Тот, кто никогда не видел эстрады в ее блеске и славе и увидит ее в кризисный для нее момент, все равно полюбит эст­раду. И это — при таком обилии театральных жанров! Так в чем же причина этой любви?

Разве для внушения публике серьезных идей не достаточно серьезного драмати­ческого театра? И какие идеи может вну­шить эстрада с ее «легкомысленным» репертуаром и стилем? И вообще, уж если на то пошло, нужна ли нам эстрада, а за­одно и цирк, и театр миниатюр, и мю­зик-холл, и оперетта и все прочие легкие, невесомые духовные развлечения (кото­рые столь много бранили), не похожие на добротный и длинный спектакль, где поль­за, настоящая реальная польза насыщает каждый  монолог и  каждую  реплику?

Нужны, нужны и еще раз нужны. Не так давно я провела вечер в подоб­ном серьезном театре, где все время выяснялось, каким способом лучше обвод­нять пустыню, и показывалось наглядно, как за лучший метод боролись персонажи пьесы. В зрительном зале во время дей­ствия и а антрактах царила чинная и даже, я бы сказала, сонливая тишина, а после окончания спектакля люди молча брали свои шубы и боты и также молча спускались по ступенькам широкого театрального выхода.

Они забывали о полезных идеях тут же; и не потому, что были пустыми людьми, но потому, что никаких полезных идей во всей разыгранной истории не было, а вместо пользы и идейности была скука и неартистичность. Я взяла для примера плохой театр, скучный театр, сменивший воздействие искусством на простую информацию. И мне не надо напоминать, что у нас есть очень хорошие и яркие театры, не забыв­шие свое первородство. Но не надо и за­бывать, что серая скука, подменяющая идеи, что мнимая польза от такой транс­формации понятия «идейность» часто встают на пути развития тех жанров, кото­рые по своей природе воспитывают ра­достью, улыбкой и смехом.

И в искусстве сегодня происходит странное смещение. Драматическое искусство, если пригля­деться к нему внимательнее, сбрасывает с себя путы однообразия, бытовой огра­ниченности, отказывается быть копиров­щиком фактов, вспоминает свою театраль­ную природу — и выигрывает при этом. А эстрада, в которой первозданная си­ла театральности видна ничем не вооруженным глазом, зачастую теряет обая­ние этой силы и заражается скукой и не­артистичностью плохого театра — и вот мы уже   замечаем, что на эстрадных вечерах в зрительный зал проползает холодок.

А зрителю все так же нужна эстрада, ему дорог дух эстрадного концерта, ему нужны песня, выход актера, шутки конфе­рансье и откровенность волшебного пре­вращения пустого помоста в место вдохно­венного творчества. Если бы мы чаще вспоминали о синтезе искусств в театре, то не отделяли бы проб­лемы развития больших форм от малых — театра от эстрады, оперетты и цирка. Драматический театр плох, если он за­бывает свою народную природу, свое рождение на площади, свою связь с жизнью толпы, с массой и все особенности мастерства, от этой связи происходящие. Будь он вполне профессионален, но, если он замкнулся в схоластические проблемы перевоплощения, характера и метода фи­зического действия, он беден и плох. И все-таки — высокомерен.

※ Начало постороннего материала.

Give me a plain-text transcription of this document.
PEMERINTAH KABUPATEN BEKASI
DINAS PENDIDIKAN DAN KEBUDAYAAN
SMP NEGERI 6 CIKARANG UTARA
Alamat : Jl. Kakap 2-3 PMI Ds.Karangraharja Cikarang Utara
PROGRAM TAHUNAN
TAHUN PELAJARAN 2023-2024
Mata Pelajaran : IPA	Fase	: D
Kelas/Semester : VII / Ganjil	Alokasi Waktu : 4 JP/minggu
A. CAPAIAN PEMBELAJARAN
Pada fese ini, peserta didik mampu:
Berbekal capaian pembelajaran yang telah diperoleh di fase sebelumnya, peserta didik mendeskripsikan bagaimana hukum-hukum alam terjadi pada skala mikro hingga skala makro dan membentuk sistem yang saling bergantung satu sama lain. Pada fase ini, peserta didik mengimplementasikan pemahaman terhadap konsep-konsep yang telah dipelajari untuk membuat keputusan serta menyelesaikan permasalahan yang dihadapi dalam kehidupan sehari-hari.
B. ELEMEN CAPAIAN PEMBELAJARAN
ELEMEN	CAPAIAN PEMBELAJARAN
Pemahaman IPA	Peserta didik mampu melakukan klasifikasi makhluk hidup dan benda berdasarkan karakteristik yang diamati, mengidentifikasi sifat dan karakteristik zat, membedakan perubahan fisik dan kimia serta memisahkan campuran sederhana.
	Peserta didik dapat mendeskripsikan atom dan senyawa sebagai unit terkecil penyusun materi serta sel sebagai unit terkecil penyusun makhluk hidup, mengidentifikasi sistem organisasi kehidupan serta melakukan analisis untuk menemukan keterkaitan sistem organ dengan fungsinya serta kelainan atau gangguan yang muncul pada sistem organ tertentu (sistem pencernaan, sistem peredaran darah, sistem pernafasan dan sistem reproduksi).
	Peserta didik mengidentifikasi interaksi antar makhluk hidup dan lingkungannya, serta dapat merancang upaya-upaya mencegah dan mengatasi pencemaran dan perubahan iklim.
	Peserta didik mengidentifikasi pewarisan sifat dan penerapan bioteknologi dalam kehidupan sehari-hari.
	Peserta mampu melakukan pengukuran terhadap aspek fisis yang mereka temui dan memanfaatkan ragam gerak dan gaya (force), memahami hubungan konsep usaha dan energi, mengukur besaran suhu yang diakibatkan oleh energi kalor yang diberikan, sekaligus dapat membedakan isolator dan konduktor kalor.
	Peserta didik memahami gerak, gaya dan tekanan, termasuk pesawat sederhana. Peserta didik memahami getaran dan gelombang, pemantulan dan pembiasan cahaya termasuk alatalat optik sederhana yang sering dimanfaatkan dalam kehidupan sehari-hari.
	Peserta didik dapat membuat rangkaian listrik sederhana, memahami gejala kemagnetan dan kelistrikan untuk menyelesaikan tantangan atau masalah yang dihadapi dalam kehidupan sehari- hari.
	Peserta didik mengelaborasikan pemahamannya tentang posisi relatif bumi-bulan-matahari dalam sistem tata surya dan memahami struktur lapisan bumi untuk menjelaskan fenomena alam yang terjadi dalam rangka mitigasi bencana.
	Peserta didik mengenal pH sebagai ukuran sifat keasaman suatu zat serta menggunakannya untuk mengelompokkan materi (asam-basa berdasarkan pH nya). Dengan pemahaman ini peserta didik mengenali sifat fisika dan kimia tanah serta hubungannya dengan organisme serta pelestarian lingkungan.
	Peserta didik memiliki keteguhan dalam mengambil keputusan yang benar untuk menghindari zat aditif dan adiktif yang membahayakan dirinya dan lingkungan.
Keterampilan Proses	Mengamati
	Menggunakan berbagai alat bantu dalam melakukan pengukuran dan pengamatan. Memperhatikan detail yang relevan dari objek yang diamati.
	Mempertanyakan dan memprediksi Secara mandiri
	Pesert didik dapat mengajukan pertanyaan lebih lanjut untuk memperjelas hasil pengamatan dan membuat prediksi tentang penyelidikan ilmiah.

И даже сейчас, когда вдруг во многие театры явилась, как по приказу волшебни­ка, условность, когда коробка сцены раз­двинулась и постановочные средства стали богаче и свободнее, даже сейчас мы не найдем еще пробуждения народных начал в драматическом театре (за исключением, быть может, режиссуры Н. Охлопкова, Б. Равенских и Ю. Любимова, во многом стоящих особняком и не всегда правильно понятых). Самое характерное то, что имен­но эти режиссеры в своем методе и ощу­щении театра видят его очень родствен­ным с эстрадой, с цирком, с музыкой, с аренной сценой, с эпизодичностью, с им­провизационным началом, с полным дове­рием к зрительскому прямому сотвор­честву.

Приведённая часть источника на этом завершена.